For his part, the mature Maugham depicts himself as observing and recording – detached, calm and unruffled – the absurd and unexpected behaviour of all sorts of people. Here there are early, rather clunky formulations of this indulgent, non-judgmental approach:
I had not yet learnt how contradictory is human nature; I did not know how much pose there is in the sincere, how much baseness in the noble, nor how much goodness in the reprobate.
Or again:
I expected then people to be more of a piece than I do now, and I was distressed to find so much vindictiveness in so charming a creature. I did not realise how motley are the qualities that go to make up a human being. Now I am well aware that pettiness and grandeur, malice and charity, hatred and love, can find place side by side in the same human heart.

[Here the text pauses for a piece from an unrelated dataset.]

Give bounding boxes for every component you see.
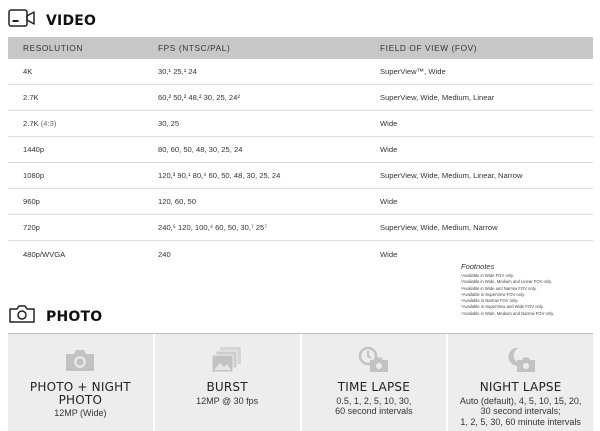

It’s not rocket science, is it? But then a writer’s philosophy doesn’t need to be. James Joyce’s ‘philosophy’ never seemed to me to amount to much, but that’s irrelevant beside his achievement, the awesomeness of his stories and novels. Same here. Saying that people are a funny old mix of good and bad is desperately banal; but showing it in stories of tremendous psychological penetration and plausibility, is a great achievement.
Who can fathom the subtleties of the human heart? Certainly not those who expect from it only decorous sentiments and normal emotions.
Style
In my reviews of the first three volumes of short stories I’ve said enough about the odd unEnglish nature of many of Maugham’s sentences and its probable origin in a) hangovers from the peculiar manneredness of Victorian phraseology which lingered on like fossils embedded in his more modern prose, b) the fact that he was brought up speaking French and English was in many ways his second language. Still, some particularly odd sentences deserve highlighting.
The nurse was pitiful to his distress… (Ch 36)
He had even a black border to his handkerchief. (Ch 38)
Best of all:
I do not suppose he had ever noticed how dingy was the paper on the wall of the room in which on my first visit I found him. (p.76)
Dr. Coutras had delivered sentence of death on many men, and he could never overcome the horror with which it filled him. He felt always the furious hatred that must seize a man condemned when he compared himself with the doctor, sane and healthy, who had the inestimable privilege of life. (p.201)
Not English, is it? It’s Maughamese.